Mosaic, non-linear and semi-autobiographical, this book is reminiscent in style of Kurt Vonnegut's Slaughterhouse-Fiveand in theme of the works of Primo Levi. In documenting the stories of child survivors, it is a moving and necessary addition to the literature of the Holocaust.
Veteran Serbian novelist and screenwriter Filip David, who was born in 1940, has shaped a testament to the tragically under-documented plight of the Jews of Yugoslavia during World War II. Composed of anecdotes, news reports, and individual accounts, and woven together with recurrent motifs and diary accounts of his own experiences, The House of Remembering and Forgetting explores the nature of evil. It is a powerful contribution to the literature of the Holocaust.

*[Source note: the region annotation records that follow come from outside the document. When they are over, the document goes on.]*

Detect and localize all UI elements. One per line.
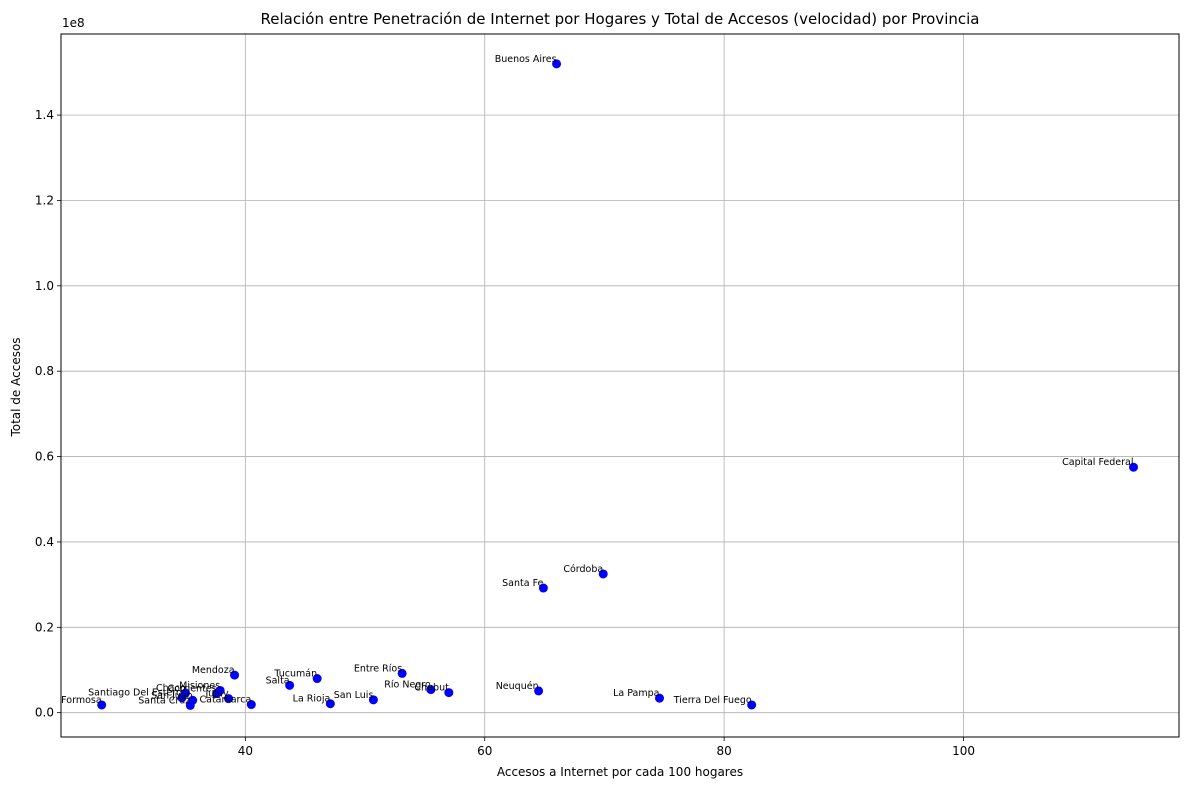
data-point-label: San Juan [151, 690, 193, 701]
data-point-label: Misiones [179, 680, 220, 691]
data-point [397, 668, 407, 678]
y-tick-label: 0.0 [35, 706, 54, 720]
data-point [224, 694, 234, 704]
data-point [1129, 462, 1139, 472]
x-tick-label: 40 [238, 744, 253, 758]
y-axis-label: Total de Accesos [9, 337, 23, 437]
y-tick-label: 0.4 [35, 535, 54, 549]
points-layer [97, 59, 1139, 710]
data-point-label: Córdoba [563, 564, 603, 575]
x-tick-label: 100 [952, 744, 975, 758]
grid-layer [61, 34, 1179, 737]
data-point [426, 685, 436, 695]
data-point-label: Buenos Aires [495, 54, 557, 65]
y-tick-label: 1.0 [35, 279, 54, 293]
data-point [188, 695, 198, 705]
data-point-label: Tucumán [273, 669, 317, 680]
data-point-label: Jujuy [204, 689, 228, 700]
data-point [538, 583, 548, 593]
data-point-label: Santiago Del Estero [88, 688, 182, 699]
point-labels-layer: Buenos Aires Capital Federal Córdoba Santa … [61, 54, 1133, 707]
data-point [552, 59, 562, 69]
plot-frame [60, 33, 1180, 738]
ticks-layer: 40 60 80 100 0.0 0.2 0.4 0.6 0.8 1.0 1.2 1.4 [35, 108, 975, 758]
y-tick-label: 1.4 [35, 108, 54, 122]
data-point-label: Mendoza [192, 665, 235, 676]
data-point-label: Chaco [156, 683, 186, 694]
y-tick-label: 0.8 [35, 364, 54, 378]
data-point [747, 700, 757, 710]
chart-title: Relación entre Penetración de Internet p… [261, 10, 980, 28]
y-axis-offset-label: 1e8 [62, 16, 85, 30]
data-point [325, 699, 335, 709]
x-tick-label: 60 [477, 744, 492, 758]
data-point-label: Neuquén [496, 681, 539, 692]
data-point [368, 695, 378, 705]
data-point-label: La Rioja [293, 694, 331, 705]
data-point-label: Capital Federal [1062, 457, 1133, 468]
data-point-label: La Pampa [613, 688, 659, 699]
data-point [312, 674, 322, 684]
data-point-label: Catamarca [199, 695, 251, 706]
data-point-label: Santa Fe [502, 578, 543, 589]
data-point [285, 680, 295, 690]
data-point [444, 688, 454, 698]
data-point [97, 700, 107, 710]
data-point-label: Río Negro [384, 680, 431, 691]
y-tick-label: 0.6 [35, 450, 54, 464]
data-point-label: Salta [266, 675, 290, 686]
data-point-label: Corrientes [167, 683, 216, 694]
y-tick-label: 1.2 [35, 193, 54, 207]
data-point [246, 700, 256, 710]
data-point-label: Chubut [414, 683, 449, 694]
data-point-label: Tierra Del Fuego [673, 695, 752, 706]
x-tick-label: 80 [716, 744, 731, 758]
data-point [655, 693, 665, 703]
data-point-label: Formosa [61, 695, 102, 706]
data-point [177, 693, 187, 703]
y-tick-label: 0.2 [35, 620, 54, 634]
data-point-label: Santa Cruz [138, 695, 190, 706]
data-point [212, 688, 222, 698]
data-point-label: Entre Ríos [354, 663, 402, 674]
data-point [230, 670, 240, 680]
data-point [598, 569, 608, 579]
x-axis-label: Accesos a Internet por cada 100 hogares [497, 765, 743, 779]
data-point [534, 686, 544, 696]
data-point-label: San Luis [334, 690, 374, 701]
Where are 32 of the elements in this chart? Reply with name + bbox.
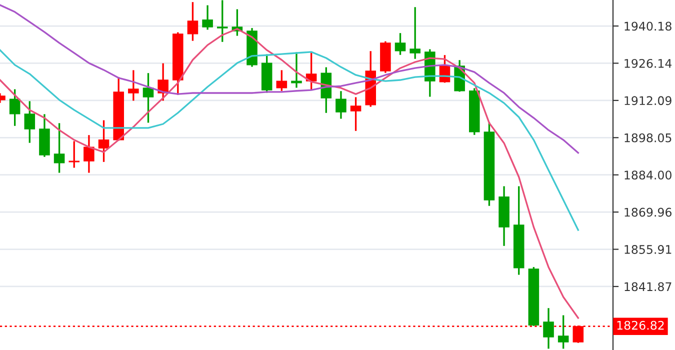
ref-line-label: 1826.82 xyxy=(617,320,664,330)
candlestick xyxy=(54,123,65,173)
candlestick xyxy=(202,5,213,30)
y-tick-label: 1884.00 xyxy=(624,170,672,180)
line-series xyxy=(0,49,579,231)
y-tick-label: 1912.09 xyxy=(624,96,672,106)
candlestick xyxy=(394,33,406,55)
candlestick xyxy=(158,63,168,101)
candlestick xyxy=(410,7,420,59)
candlestick xyxy=(291,52,302,88)
y-tick-label: 1898.05 xyxy=(624,133,672,142)
y-tick-label: 1869.96 xyxy=(624,208,672,217)
y-tick-label: 1841.87 xyxy=(624,282,672,292)
candlestick xyxy=(216,0,228,42)
candlestick xyxy=(558,315,569,349)
y-tick-label: 1940.18 xyxy=(624,22,672,31)
candlestick xyxy=(543,308,554,349)
candlestick xyxy=(98,120,110,162)
candlestick xyxy=(336,91,346,119)
line-series xyxy=(0,4,579,154)
candlestick xyxy=(276,70,288,91)
y-tick-label: 1926.14 xyxy=(624,58,672,68)
y-tick-label: 1855.91 xyxy=(624,245,672,254)
candlestick xyxy=(24,101,36,143)
candlestick xyxy=(128,70,139,101)
candlestick xyxy=(84,135,94,173)
line-series xyxy=(0,28,579,319)
candlestick xyxy=(187,2,198,41)
candlestick xyxy=(68,141,80,168)
candlestick xyxy=(350,97,362,131)
candlestick xyxy=(142,73,154,123)
candlestick xyxy=(9,89,20,126)
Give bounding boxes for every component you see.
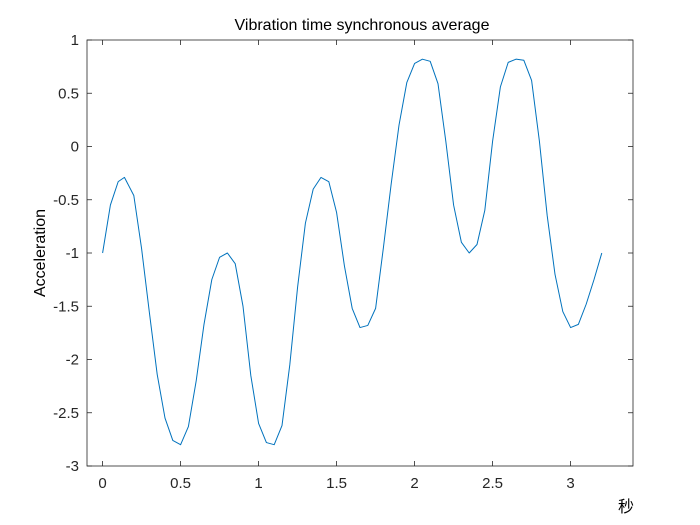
plot-area: [86, 39, 634, 467]
y-tick-label: -2.5: [53, 405, 79, 422]
y-tick-label: -0.5: [53, 192, 79, 209]
x-axis: 0 0.5 1 1.5 2 2.5 3: [98, 40, 575, 492]
y-tick-label: -3: [66, 458, 79, 475]
chart-title: Vibration time synchronous average: [235, 17, 490, 34]
x-tick-label: 0.5: [170, 475, 191, 492]
x-axis-label: 秒: [618, 498, 634, 516]
series-line: [102, 58, 603, 446]
x-tick-label: 0: [98, 475, 106, 492]
y-tick-label: 0: [71, 139, 79, 156]
y-axis: 1 0.5 0 -0.5 -1 -1.5 -2 -2.5 -3: [53, 32, 633, 475]
y-axis-label: Acceleration: [32, 209, 49, 297]
x-tick-label: 3: [566, 475, 574, 492]
x-tick-label: 2: [410, 475, 418, 492]
x-tick-label: 1: [254, 475, 262, 492]
x-tick-label: 2.5: [482, 475, 503, 492]
y-tick-label: -1.5: [53, 298, 79, 315]
y-tick-label: 1: [71, 32, 79, 49]
y-tick-label: -2: [66, 352, 79, 369]
y-tick-label: 0.5: [58, 85, 79, 102]
y-tick-label: -1: [66, 245, 79, 262]
x-tick-label: 1.5: [326, 475, 347, 492]
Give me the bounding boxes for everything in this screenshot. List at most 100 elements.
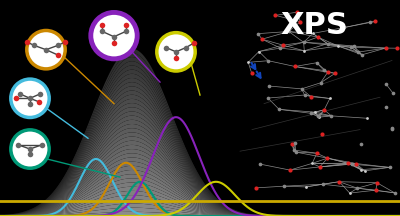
Point: [292, 141, 298, 145]
Point: [43, 48, 49, 51]
Point: [362, 169, 368, 173]
Point: [39, 143, 45, 146]
Text: XPS: XPS: [280, 11, 348, 40]
Point: [314, 61, 320, 64]
Point: [321, 69, 327, 72]
Point: [287, 168, 293, 172]
Point: [123, 30, 129, 33]
Point: [255, 32, 261, 35]
Point: [382, 46, 389, 50]
Point: [111, 35, 117, 38]
Point: [13, 97, 19, 100]
Point: [354, 186, 360, 190]
Point: [272, 14, 279, 17]
Point: [372, 20, 378, 23]
Point: [259, 37, 265, 41]
Point: [265, 59, 272, 62]
Point: [280, 184, 287, 188]
Point: [36, 100, 42, 104]
Point: [328, 114, 334, 118]
Point: [346, 191, 353, 195]
Point: [390, 92, 396, 95]
Point: [373, 188, 379, 192]
Point: [374, 181, 380, 184]
Point: [312, 110, 318, 114]
Point: [292, 65, 298, 68]
Point: [302, 93, 308, 97]
Point: [355, 50, 361, 54]
Point: [383, 83, 389, 86]
Point: [383, 105, 390, 109]
Point: [348, 46, 354, 49]
Point: [332, 72, 338, 75]
Point: [245, 61, 252, 64]
Point: [31, 44, 37, 47]
Point: [324, 42, 331, 45]
Point: [256, 162, 263, 166]
Point: [353, 162, 359, 165]
Point: [27, 97, 33, 100]
Point: [266, 84, 272, 88]
Point: [286, 30, 292, 33]
Point: [319, 132, 325, 135]
Point: [27, 102, 33, 105]
Ellipse shape: [11, 130, 49, 168]
Point: [367, 20, 373, 24]
Point: [317, 81, 324, 84]
Point: [280, 43, 286, 47]
Point: [316, 116, 322, 119]
Point: [173, 56, 179, 59]
Point: [290, 148, 297, 152]
Point: [315, 114, 322, 118]
Point: [308, 95, 314, 98]
Point: [358, 142, 364, 146]
Point: [163, 46, 169, 49]
Point: [363, 116, 370, 120]
Point: [310, 32, 316, 35]
Point: [345, 162, 351, 165]
Point: [111, 41, 117, 45]
Point: [358, 168, 364, 172]
Point: [300, 41, 307, 44]
Point: [99, 30, 105, 33]
Point: [173, 50, 179, 54]
Ellipse shape: [157, 33, 195, 71]
Point: [27, 147, 33, 151]
Ellipse shape: [27, 30, 65, 69]
Point: [297, 20, 304, 23]
Point: [316, 165, 323, 169]
Point: [309, 162, 316, 165]
Point: [298, 87, 305, 91]
Point: [37, 92, 43, 96]
Point: [314, 152, 320, 155]
Point: [303, 185, 309, 189]
Point: [190, 41, 197, 45]
Point: [351, 44, 357, 48]
Ellipse shape: [91, 13, 137, 59]
Point: [324, 156, 331, 160]
Point: [336, 180, 342, 183]
Point: [27, 153, 33, 156]
Point: [55, 44, 61, 47]
Point: [394, 46, 400, 50]
Point: [265, 96, 271, 100]
Point: [288, 142, 295, 145]
Point: [349, 162, 355, 166]
Point: [17, 92, 23, 96]
Point: [308, 112, 314, 115]
Point: [15, 143, 21, 146]
Point: [321, 108, 327, 111]
Point: [292, 150, 299, 154]
Point: [99, 23, 105, 27]
Point: [62, 40, 68, 44]
Point: [341, 26, 348, 29]
Point: [253, 186, 259, 190]
Point: [388, 126, 395, 130]
Point: [24, 40, 30, 44]
Point: [327, 97, 333, 100]
Point: [294, 10, 300, 14]
Point: [276, 108, 282, 111]
Point: [335, 44, 341, 48]
Ellipse shape: [11, 79, 49, 118]
Point: [123, 23, 129, 27]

Although the viewpoints shift along with the time frame, with various speakers testifying as bewildered survivors, and some, now dead, speaking from long ago in the form of letters and messages, the text is well structured and the prose is deceptively simple. It has now been sensitively translated by Christina Pribićević-Zorić, who remains alert throughout to the subtle cadences of trauma and remorse. Indeed, central to the narrative is the guilt of having survived, and mention is made of Primo Levi’s agony ... So many questions, so few answers, and always the haunting sound of a train. Filip David probes our communal bewilderment, as well as the fate of Serbian Jews in particular. A closing interlude, which takes place during a journey on the Orient Express — again, the prevailing image of a train— proves both unsettling and reassuring. Remembering is agony, yet forgetting is impossible, and David, drawing on his own history and that of his country, explains why.
In 1941, Albert Weisz’s parents, in a desperate attempt to save their children’s lives, throw him and his brother, Elijah, from a train headed for the death camps. Albert survives the fall, but his subsequent failure to find Elijah, who has inexplicably vanished, burdens him with a sense of guilt no amount of Holocaust memorials and conferences can lighten ... As Albert seeks solace in Jewish mysticism and the Kabbalah, he experiences visions, in which he ‘sees’ his sibling—and his lost loved ones—as shining signifiers of the triumph of good over evil.
The House of Forgetting and Remembering is a tour de force reminiscent of Dostoyevsky; when Albert quotes from Zweig’s memoir, The World of Yesterday, he acknowledges that although our consciousness might wish to forget the horrors of our existence, it can find no respite in this world, where remembering the dead is a sacred duty.
The central question in this profound and complex short novel is: what is the nature of evil? ... The first of several narrators, Albert Weisz...hears an unnamed stranger argue that Hannah Arendt’s phrase 'banality of evil' is a dangerously reductive rationalisation. Evil, claims the stranger, cannot be so glibly encapsulated. Evil is incalculable, all-pervasive, metaphysical. All individuals and families — 'indeed entire peoples' — he argues, have 'a mysterious power watching them, a power called a daemon. It guides them, it saves them or it destroys them' ... Whether readers will be completely convinced of the implication that incomprehensible evil functions as a (or even the) primary force in human affairs is a moot point; but, at a metaphysical level, such an interpretation of the Holocaust itself remains entirely possible, albeit one that is profoundly discomfiting.